Laughter is Our Best Medicine

ALLY MARECEK—THE SANTA CLARA

ALLY MARECEK—THE SANTA CLARA

Humor as survival: regaining control amidst chaos

While screaming in my car and taking frantic, six-mile walks provide their own feelings of catharsis, watching TikToks for hours on end has become my unorthodox form of therapy for the past few weeks of quarantine. I also impulsively cut off a good five inches of my hair—we don’t need to talk about that though. 

Be it the app’s eerily effective algorithm or my desire to fill the painful void left by Vine in 2016, one thing is for certain: I’m hooked. 

Reassuringly, I’m not alone: TikTok has become the most downloaded app on Apple’s App Store. While accounts with the most followers tend to utilize the app’s musical integration to show off dance and vocal skills, I’ve been drawn to the comedic content.

This crisis seems to have generated a massive outpour of humor, and not just on TikTok. The Facebook group “Zoom Memes for Self Quaranteens,” which was created in mid-March following the mass closure of college campuses, has accumulated over 500,000 members. To no one’s surprise, clever jokes circulate on Twitter, and likewise on Reddit. Even my mom’s work group chat is sprinkled with videos poking fun at toilet paper hoarders. 

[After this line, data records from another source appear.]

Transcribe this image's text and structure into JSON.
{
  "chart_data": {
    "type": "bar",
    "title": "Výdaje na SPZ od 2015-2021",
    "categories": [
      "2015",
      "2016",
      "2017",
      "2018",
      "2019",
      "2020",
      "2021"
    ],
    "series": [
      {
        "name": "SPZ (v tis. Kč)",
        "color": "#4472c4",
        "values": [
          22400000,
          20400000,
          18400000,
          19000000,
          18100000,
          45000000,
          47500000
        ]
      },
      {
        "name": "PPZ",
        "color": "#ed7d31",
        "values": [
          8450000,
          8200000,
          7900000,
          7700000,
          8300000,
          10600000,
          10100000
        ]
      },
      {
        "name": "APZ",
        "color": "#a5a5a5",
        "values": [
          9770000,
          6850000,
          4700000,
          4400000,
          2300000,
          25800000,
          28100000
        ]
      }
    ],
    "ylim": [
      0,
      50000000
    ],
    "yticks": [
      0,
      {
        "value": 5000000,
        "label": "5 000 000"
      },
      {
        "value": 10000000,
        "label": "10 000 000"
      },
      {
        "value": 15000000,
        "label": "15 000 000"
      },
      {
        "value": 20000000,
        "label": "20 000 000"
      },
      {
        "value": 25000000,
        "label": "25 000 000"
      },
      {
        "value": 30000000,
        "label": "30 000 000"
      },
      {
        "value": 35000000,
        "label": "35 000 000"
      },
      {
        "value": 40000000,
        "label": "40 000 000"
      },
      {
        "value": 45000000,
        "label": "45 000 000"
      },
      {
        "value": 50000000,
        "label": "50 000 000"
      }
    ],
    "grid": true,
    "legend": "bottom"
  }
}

Why, when threatened by the worst global health crisis in a century, are we laughing? It seems counterintuitive. 

I find myself filled with despair when checking the news. The death toll nears 70,000; the medical community scrambles to bolster resources; Surgeon General Jerome Adams warns that this week will be “the hardest and the saddest week of most Americans’ lives.” In this sense, he compared the pandemic to Pearl Harbor and the Sept. 11 terrorist attacks. I am anxious, and I am terrified. I mourn the loss of normalcy, and I pray that my mourning won’t soon be over the loss of a loved one. 

But then, five minutes later—much like a toddler whose tears turn into hysterical laughter post-tantrum—I see a joke about online classes, or binge-watching Netflix or some other mostly benign byproduct of this heartbreaking disaster and I smile. You could say that it’s only a distraction, and there’s some truth to that. 

But there’s more to it. In a time of massive disruption, uncertainty and loneliness, finding common ground through humor provides us with a sense of much-needed solidarity and normalcy. There’s comfort in commiserating over postponed graduation ceremonies, campus closures and unwanted online classes. We know that we’re not alone, and this emotional connection grounds us. We laugh because we recognize the truth in every joke; we retweet, like and share because we yearn to connect. 

There is also freedom in humor. By spinning an event in a way that provides comedic relief, we regain control over how that situation makes us feel. We laugh so that we don’t cry; we refuse to let the sadness swallow us whole. Of course, it’s healthy to feel sad. But under circumstances that lend themselves to persistent despair, we laugh to survive. 

Vulnerable communities are being devastated by the coronavirus. People are dying. Millions are unemployed. None of this is funny, and none of it should be joked about. We laugh about the boss who turned herself into a potato during a Zoom meeting, and we bond over the trials and tribulations of being a college student in the midst of a global pandemic. It is through this laughter that we find solidarity and strength.